I asked a tutor very early on in my studies about language, about whether it was necessary to comprehend and then utilise an artistic vernacular in order to communicate to another artist, or maybe just within the artworld as a whole. I didn’t get an answer, but I am now sure that what my purpose has been about is about how I might articulate through imagery, certain ideas and thoughts, about the situation I find myself in the world. I am determined not to find myself constructing polemics about things that I find myself becoming emotional about. I don’t want to make work about things that make me angry, I want to channel my emotion into work that describes how I see things on a smaller scale, but about the biggest issues of love and fidelity and so on, and to do that I have to continue to strive to develop a syntax that is accessible to whomever might read my work. As much as Sultan’s readers can determine isolation in his work, Chekov’s (breaking) society within (breaking) society and, after some investment, a picture derived within from Coleman’s double quartet.

 

* Free Jazz, owes a lot to abstract expressionism rather than ‘Open Works”

The Sargasso Sea

image 1

image 1

The Sargasso Sea lies at the western edge of the route from Britain to the Caribbean, it is encompassed by currents on all sides and has no land for its waters to break on. The currents north and south of it were responsible for the traffic that populated the islands, re-populated, welcomed and then repatriated for over four centuries.

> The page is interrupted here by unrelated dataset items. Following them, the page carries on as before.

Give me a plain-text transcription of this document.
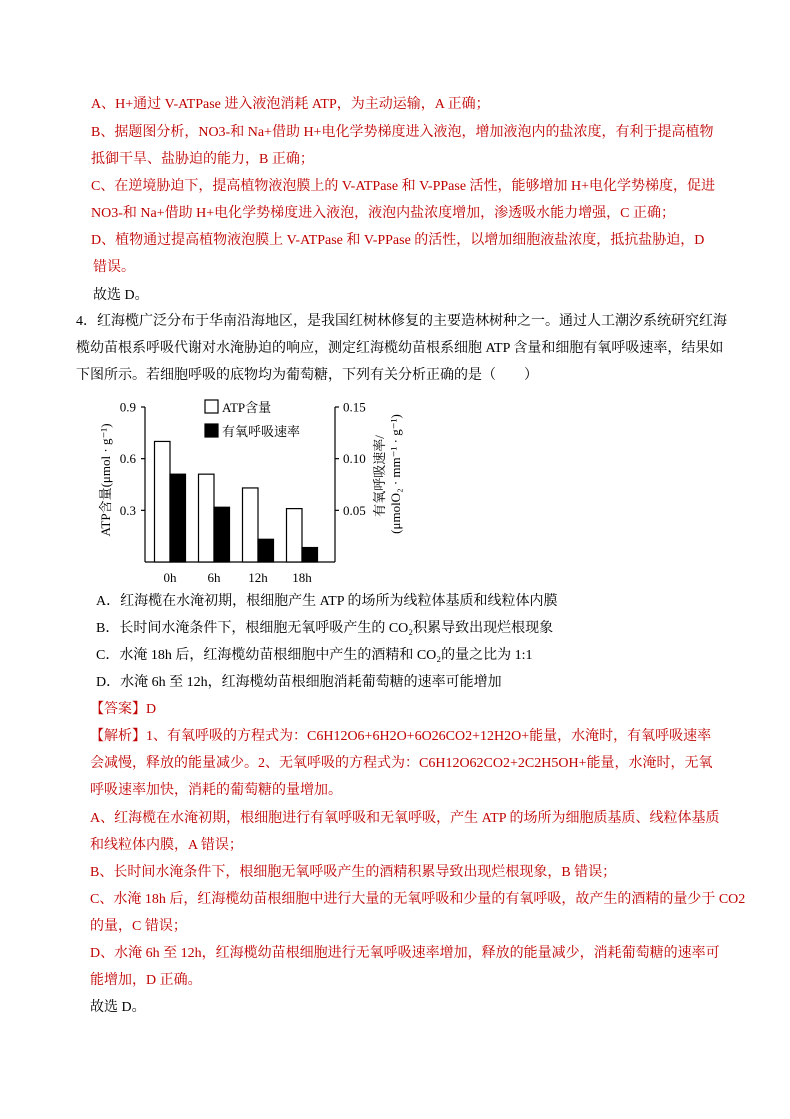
A、H+通过 V-ATPase 进入液泡消耗 ATP，为主动运输，A 正确；
B、据题图分析，NO3-和 Na+借助 H+电化学势梯度进入液泡，增加液泡内的盐浓度，有利于提高植物
抵御干旱、盐胁迫的能力，B 正确；
C、在逆境胁迫下，提高植物液泡膜上的 V-ATPase 和 V-PPase 活性，能够增加 H+电化学势梯度，促进
NO3-和 Na+借助 H+电化学势梯度进入液泡，液泡内盐浓度增加，渗透吸水能力增强，C 正确；
D、植物通过提高植物液泡膜上 V-ATPase 和 V-PPase 的活性，以增加细胞液盐浓度，抵抗盐胁迫，D
错误。
故选 D。
4．红海榄广泛分布于华南沿海地区，是我国红树林修复的主要造林树种之一。通过人工潮汐系统研究红海
榄幼苗根系呼吸代谢对水淹胁迫的响应，测定红海榄幼苗根系细胞 ATP 含量和细胞有氧呼吸速率，结果如
下图所示。若细胞呼吸的底物均为葡萄糖，下列有关分析正确的是（　　）
ATP含量
有氧呼吸速率
ATP含量(μmol · g⁻¹)	有氧呼吸速率/ (μmolO₂ · mm⁻¹ · g⁻¹)
0.3
0.6
0.9
0.05
0.10
0.15
0h 6h 12h 18h
A．红海榄在水淹初期，根细胞产生 ATP 的场所为线粒体基质和线粒体内膜
B．长时间水淹条件下，根细胞无氧呼吸产生的 CO₂积累导致出现烂根现象
C．水淹 18h 后，红海榄幼苗根细胞中产生的酒精和 CO₂的量之比为 1:1
D．水淹 6h 至 12h，红海榄幼苗根细胞消耗葡萄糖的速率可能增加
【答案】D
【解析】1、有氧呼吸的方程式为：C6H12O6+6H2O+6O26CO2+12H2O+能量，水淹时，有氧呼吸速率
会减慢，释放的能量减少。2、无氧呼吸的方程式为：C6H12O62CO2+2C2H5OH+能量，水淹时，无氧
呼吸速率加快，消耗的葡萄糖的量增加。
A、红海榄在水淹初期，根细胞进行有氧呼吸和无氧呼吸，产生 ATP 的场所为细胞质基质、线粒体基质
和线粒体内膜，A 错误；
B、长时间水淹条件下，根细胞无氧呼吸产生的酒精积累导致出现烂根现象，B 错误；
C、水淹 18h 后，红海榄幼苗根细胞中进行大量的无氧呼吸和少量的有氧呼吸，故产生的酒精的量少于 CO2
的量，C 错误；
D、水淹 6h 至 12h，红海榄幼苗根细胞进行无氧呼吸速率增加，释放的能量减少，消耗葡萄糖的速率可
能增加，D 正确。
故选 D。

Colonial rule, that pernicious device of the ‘Old World’ gave rise to the cultural heritage of the islands, providing the backdrop to its history and the population that was ‘peopled’ by its oppressor are left with a legacy that presented itself to me as echoes in varying forms.

These images depict and document how I ‘see’ those reverberations from the past. The patronage and subjugation, and subsequent rise of independence followed by the re-patronage through commercial dependence on the world that created an aberrant society with societal norms that had no connection with their own heritage.

‘The Wide Sargasso Sea’ by Jean Rhys is a novel about displacement, about ‘otherness’, about colonial/post colonial issues (it may also be a feminist novel and even a post-modern novel!). The novel’s situation of a white creole being ousted by her native people and then ending her days in an ‘other’ place – Britain – kept returning to me as I made these images. I saw these symbols of the changing face of colonialism and the effects of post-colonialism, The diasporas of people whose fates have ebbed and flowed, much as the seas between the two continents have, still holding those islanders in a place of dependence. And that is what I wanted to show, my reaction to the past’s inflictions on the present.